Josh D’Amaro ha preso le redini di Disney da poco più di qualche giorno. Subito, però, si è trovato davanti a una decisione difficile: tagliare circa mille posti di lavoro. Non è un semplice aggiustamento di bilancio, ma una mossa necessaria. Dietro questa scelta ci sono crisi finanziarie ben radicate e scelte tecnologiche che non hanno pagato, elementi che stanno mettendo a dura prova il colosso dell’intrattenimento. Ora, con il 2024 alle porte, Disney deve riorganizzarsi per cercare di ripartire con slancio.
Riorganizzare l’azienda non è una novità per Disney. Già durante il passaggio di consegne tra Bob Iger e Josh D’Amaro si parlava di tagli al personale. Ora però, con D’Amaro al comando, la situazione è diventata urgente e non più rimandabile. Il settore dell’intrattenimento, in un momento complicato a livello globale, impone una stretta sui costi. Così, per cercare di salvare il salvabile, l’azienda punta a ridurre la forza lavoro di circa mille persone, secondo quanto riportato dal Wall Street Journal.
L’obiettivo è mettere un freno alle perdite che si trascinano da anni.
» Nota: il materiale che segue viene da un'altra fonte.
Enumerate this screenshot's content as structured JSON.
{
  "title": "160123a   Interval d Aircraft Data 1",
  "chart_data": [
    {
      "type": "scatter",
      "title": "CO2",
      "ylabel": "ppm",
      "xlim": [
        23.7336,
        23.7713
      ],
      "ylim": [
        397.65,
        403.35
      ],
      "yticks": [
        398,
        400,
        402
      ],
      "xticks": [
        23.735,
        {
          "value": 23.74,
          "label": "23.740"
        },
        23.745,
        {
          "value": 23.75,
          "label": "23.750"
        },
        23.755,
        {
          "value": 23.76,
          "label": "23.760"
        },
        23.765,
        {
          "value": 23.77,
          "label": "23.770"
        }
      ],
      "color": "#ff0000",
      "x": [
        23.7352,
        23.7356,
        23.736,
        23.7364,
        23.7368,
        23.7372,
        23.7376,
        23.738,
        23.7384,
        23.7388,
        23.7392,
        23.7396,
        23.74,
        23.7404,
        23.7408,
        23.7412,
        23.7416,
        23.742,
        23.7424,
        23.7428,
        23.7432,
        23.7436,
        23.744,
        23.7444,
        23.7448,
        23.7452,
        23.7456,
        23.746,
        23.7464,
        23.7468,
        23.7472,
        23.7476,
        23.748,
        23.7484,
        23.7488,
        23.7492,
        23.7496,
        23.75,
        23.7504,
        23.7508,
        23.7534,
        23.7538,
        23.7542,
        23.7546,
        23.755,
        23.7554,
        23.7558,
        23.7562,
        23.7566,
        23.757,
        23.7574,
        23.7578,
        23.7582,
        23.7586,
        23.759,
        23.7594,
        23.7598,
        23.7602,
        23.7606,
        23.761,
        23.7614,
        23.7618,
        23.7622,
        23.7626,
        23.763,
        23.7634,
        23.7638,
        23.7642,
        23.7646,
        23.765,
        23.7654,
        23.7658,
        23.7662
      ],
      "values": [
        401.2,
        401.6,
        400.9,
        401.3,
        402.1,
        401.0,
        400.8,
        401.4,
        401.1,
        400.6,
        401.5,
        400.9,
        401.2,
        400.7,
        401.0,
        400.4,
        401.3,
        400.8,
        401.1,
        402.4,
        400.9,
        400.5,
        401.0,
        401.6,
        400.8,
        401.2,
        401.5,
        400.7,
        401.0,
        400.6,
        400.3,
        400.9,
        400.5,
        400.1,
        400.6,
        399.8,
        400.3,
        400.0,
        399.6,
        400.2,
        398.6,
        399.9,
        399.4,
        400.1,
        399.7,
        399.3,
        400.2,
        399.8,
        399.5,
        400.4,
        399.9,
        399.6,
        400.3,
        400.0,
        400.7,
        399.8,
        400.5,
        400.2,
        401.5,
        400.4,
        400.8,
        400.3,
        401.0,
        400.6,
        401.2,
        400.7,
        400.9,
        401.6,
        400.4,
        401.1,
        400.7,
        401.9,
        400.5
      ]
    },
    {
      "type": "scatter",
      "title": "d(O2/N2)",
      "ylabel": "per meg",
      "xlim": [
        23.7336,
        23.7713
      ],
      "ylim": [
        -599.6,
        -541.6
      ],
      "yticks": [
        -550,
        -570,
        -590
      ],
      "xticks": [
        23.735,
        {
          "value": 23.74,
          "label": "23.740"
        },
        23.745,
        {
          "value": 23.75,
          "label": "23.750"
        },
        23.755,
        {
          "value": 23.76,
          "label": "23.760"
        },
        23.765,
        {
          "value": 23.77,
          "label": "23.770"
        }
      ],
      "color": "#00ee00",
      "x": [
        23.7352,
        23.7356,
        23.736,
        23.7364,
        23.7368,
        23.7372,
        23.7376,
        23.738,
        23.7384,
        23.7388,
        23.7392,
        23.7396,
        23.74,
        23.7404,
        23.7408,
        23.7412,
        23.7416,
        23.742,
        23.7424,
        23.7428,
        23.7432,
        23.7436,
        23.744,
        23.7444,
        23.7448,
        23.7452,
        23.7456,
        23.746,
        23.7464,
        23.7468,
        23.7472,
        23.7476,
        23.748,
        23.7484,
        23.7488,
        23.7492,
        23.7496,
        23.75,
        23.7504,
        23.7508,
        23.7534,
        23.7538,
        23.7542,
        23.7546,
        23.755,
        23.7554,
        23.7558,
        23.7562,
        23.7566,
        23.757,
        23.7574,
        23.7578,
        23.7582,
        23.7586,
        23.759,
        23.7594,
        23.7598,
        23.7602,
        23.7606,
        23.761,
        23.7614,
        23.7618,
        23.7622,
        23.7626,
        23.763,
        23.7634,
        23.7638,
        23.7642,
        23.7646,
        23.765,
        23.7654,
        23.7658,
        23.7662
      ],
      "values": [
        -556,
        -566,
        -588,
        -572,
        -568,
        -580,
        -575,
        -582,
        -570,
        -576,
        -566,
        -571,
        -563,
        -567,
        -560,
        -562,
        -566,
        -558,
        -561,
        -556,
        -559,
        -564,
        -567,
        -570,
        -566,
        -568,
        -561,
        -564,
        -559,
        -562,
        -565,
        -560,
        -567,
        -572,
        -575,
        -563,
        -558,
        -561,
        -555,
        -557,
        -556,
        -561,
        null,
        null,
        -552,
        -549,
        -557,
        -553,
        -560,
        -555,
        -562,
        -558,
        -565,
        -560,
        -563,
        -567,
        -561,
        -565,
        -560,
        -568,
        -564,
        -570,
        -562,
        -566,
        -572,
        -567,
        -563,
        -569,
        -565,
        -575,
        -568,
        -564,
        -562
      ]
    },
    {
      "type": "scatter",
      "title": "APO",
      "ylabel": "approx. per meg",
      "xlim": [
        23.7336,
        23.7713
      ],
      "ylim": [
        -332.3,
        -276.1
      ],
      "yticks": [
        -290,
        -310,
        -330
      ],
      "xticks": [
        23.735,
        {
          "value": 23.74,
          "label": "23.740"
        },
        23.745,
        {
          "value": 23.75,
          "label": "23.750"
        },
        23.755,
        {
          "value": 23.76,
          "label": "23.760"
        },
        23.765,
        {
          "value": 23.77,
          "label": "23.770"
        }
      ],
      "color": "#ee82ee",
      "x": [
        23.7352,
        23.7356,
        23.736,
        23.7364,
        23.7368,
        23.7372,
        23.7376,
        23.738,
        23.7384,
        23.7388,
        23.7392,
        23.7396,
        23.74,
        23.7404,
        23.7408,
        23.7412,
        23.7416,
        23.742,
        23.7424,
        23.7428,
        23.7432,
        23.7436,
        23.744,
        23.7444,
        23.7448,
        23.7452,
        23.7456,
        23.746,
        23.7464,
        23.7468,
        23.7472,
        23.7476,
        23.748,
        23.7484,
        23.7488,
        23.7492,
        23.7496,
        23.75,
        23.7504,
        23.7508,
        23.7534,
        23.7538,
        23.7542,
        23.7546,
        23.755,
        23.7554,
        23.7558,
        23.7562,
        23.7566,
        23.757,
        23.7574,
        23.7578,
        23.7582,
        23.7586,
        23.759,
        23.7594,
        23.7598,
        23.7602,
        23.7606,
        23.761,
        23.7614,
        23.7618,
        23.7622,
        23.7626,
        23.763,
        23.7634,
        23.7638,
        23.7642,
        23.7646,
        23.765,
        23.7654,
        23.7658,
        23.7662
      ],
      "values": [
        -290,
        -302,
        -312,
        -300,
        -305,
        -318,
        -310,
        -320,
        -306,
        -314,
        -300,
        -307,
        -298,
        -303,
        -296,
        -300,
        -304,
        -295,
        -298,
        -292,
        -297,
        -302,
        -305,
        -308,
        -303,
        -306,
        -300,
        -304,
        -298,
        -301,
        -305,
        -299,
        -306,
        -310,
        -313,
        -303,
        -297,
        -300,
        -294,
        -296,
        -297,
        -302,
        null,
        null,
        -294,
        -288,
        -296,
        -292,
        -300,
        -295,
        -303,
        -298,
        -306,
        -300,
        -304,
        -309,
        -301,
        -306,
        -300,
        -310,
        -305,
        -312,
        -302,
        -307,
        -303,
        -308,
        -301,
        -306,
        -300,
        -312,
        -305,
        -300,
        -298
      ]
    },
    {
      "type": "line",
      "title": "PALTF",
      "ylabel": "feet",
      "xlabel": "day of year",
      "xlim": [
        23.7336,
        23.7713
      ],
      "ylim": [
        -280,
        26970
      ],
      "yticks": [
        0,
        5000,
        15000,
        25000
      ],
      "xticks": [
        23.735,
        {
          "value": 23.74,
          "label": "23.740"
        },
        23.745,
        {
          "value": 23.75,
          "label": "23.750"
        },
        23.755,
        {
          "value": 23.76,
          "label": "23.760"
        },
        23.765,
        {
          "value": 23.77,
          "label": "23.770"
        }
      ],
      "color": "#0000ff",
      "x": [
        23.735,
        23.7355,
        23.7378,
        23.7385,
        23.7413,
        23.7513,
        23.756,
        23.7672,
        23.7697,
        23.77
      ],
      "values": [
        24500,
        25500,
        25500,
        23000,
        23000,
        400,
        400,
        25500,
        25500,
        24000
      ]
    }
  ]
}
Alcune divisioni hanno subito colpi pesanti, e tra vecchie e nuove difficoltà la sfida è mantenere Disney competitiva e innovativa, senza però spendere troppo in un mercato che non perdona.
Dietro i licenziamenti c’è un quadro più complesso di problemi finanziari e decisioni imprenditoriali fallite. Tra le cause principali spiccano due vicende recenti e delicate.
Da una parte c’è “Sora”, il progetto nato con OpenAI in cui Disney ha investito quasi un miliardo di dollari. L’idea era puntare sull’intelligenza artificiale per i contenuti, ma la chiusura di Sora è stata una batosta, sia sul piano economico che strategico. Questo insuccesso ha aumentato la pressione sui conti del gruppo.
Dall’altra c’è il metaverso, in particolare gli investimenti fatti con Epic Games. La crisi di questa piattaforma, con licenziamenti in arrivo, ha messo in discussione la strategia digitale di Disney. Entrambi questi fattori hanno spinto a rivedere l’organizzazione e a tagliare le spese.
D’Amaro si trova a guidare Disney in un momento di grandi trasformazioni nel mondo dell’intrattenimento. I gusti del pubblico cambiano, le piattaforme digitali e nuove forme di intrattenimento mettono alla prova i modelli tradizionali. Il piano di ristrutturazione punta a far sì che l’azienda resti al passo con questi cambiamenti e mantenga la sua forza sul lungo periodo.
I tagli al personale, dolorosi ma necessari, serviranno a recuperare risorse da investire nelle aree più promettenti o strategiche. Nel frattempo, Disney dovrà rispondere alla pressione degli azionisti e del mercato, che vogliono vedere risultati concreti. L’obiettivo è uscire da questa fase complicata senza perdere la propria identità, quella che l’ha resa un punto di riferimento mondiale nel settore.
Non si tratta solo di licenziare: in programma ci sono anche revisione dei processi interni, ottimizzazione delle risorse e una gestione più oculata degli investimenti tecnologici.
Il cambiamento voluto da D’Amaro avrà un impatto forte anche sulla cultura interna di Disney. I tagli di personale creano inevitabilmente incertezza tra chi resta e modificano gli equilibri di lavoro e i progetti in corso.
Gestire questo passaggio richiederà una comunicazione attenta e la capacità di mantenere alta la motivazione. Disney dovrà trovare un equilibrio tra innovazione e rispetto delle proprie radici, elementi chiave per conservare la fiducia di creativi, professionisti e pubblico.
Il futuro del gruppo dipenderà molto dalla capacità di D’Amaro di mettere in campo una strategia chiara e coerente. L’evoluzione del mercato, le tecnologie e le scelte che verranno decise nei prossimi mesi saranno determinanti per il prossimo capitolo di questa multinazionale. Le decisioni economiche e i nuovi orientamenti tecnologici metteranno alla prova la solidità del colosso dell’intrattenimento, che dovrà reinventarsi per restare al passo.